Fairest Pink vs Calamine in Real Spaces
2 real rooms side by side. Fairest Pink and Calamine are close enough that the difference can be hard to judge from a chip alone — these photos show how each reads at scale, across different spaces and lighting conditions.
Bedroom
Bedroom walls are often seen under warm artificial light, a context that shifts both colors from how they look on a chip. The brightness difference is modest but present — Fairest Pink gives the walls a little more lift.
Bathroom
Bathrooms amplify color — the enclosed space and reflective surfaces make what reads subtle elsewhere feel more present here. The brightness difference is modest but present — Fairest Pink gives the walls a little more lift.
Color Details
Fairest Pink vs Calamine Simulated Comparison
5 simulated room previews — drag the slider on each to see Fairest Pink on one side and Calamine on the other.
Digital color is approximate.

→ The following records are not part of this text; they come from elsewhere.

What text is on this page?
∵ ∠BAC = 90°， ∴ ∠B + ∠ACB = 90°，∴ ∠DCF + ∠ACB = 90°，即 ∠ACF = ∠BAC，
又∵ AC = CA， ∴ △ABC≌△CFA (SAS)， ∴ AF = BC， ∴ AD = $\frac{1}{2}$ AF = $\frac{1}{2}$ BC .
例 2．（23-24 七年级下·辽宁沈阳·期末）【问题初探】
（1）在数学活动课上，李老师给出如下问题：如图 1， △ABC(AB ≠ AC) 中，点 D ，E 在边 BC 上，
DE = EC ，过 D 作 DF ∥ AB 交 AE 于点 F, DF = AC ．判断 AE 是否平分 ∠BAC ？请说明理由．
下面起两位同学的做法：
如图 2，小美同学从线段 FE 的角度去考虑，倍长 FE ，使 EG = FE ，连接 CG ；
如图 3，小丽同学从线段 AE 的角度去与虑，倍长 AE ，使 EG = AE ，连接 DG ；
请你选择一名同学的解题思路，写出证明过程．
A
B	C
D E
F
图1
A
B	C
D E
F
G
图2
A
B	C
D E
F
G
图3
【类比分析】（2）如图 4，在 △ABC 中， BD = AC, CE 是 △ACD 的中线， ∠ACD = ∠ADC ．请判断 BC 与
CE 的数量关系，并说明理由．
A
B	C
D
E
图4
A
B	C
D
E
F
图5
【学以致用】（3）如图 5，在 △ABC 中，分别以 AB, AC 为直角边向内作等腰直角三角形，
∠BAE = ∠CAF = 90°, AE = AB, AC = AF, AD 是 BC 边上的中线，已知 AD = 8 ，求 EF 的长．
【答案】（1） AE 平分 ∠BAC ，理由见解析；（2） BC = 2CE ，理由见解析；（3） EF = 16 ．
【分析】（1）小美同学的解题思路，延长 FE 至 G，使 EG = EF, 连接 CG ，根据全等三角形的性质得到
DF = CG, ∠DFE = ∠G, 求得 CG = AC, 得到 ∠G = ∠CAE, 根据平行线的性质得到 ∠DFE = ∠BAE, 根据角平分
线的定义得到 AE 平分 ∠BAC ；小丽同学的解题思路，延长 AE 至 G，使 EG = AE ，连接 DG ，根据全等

These simulations are generated from the manufacturer's hex values and overlaid on grayscale room photos — your screen's calibration, brightness, and viewing angle all affect how they render. Before committing to either color, test physical samples in your own space under the light you actually live with.
More Fairest Pink comparisons
See how Fairest Pink stacks up against other well-photographed colors across different brands and tones.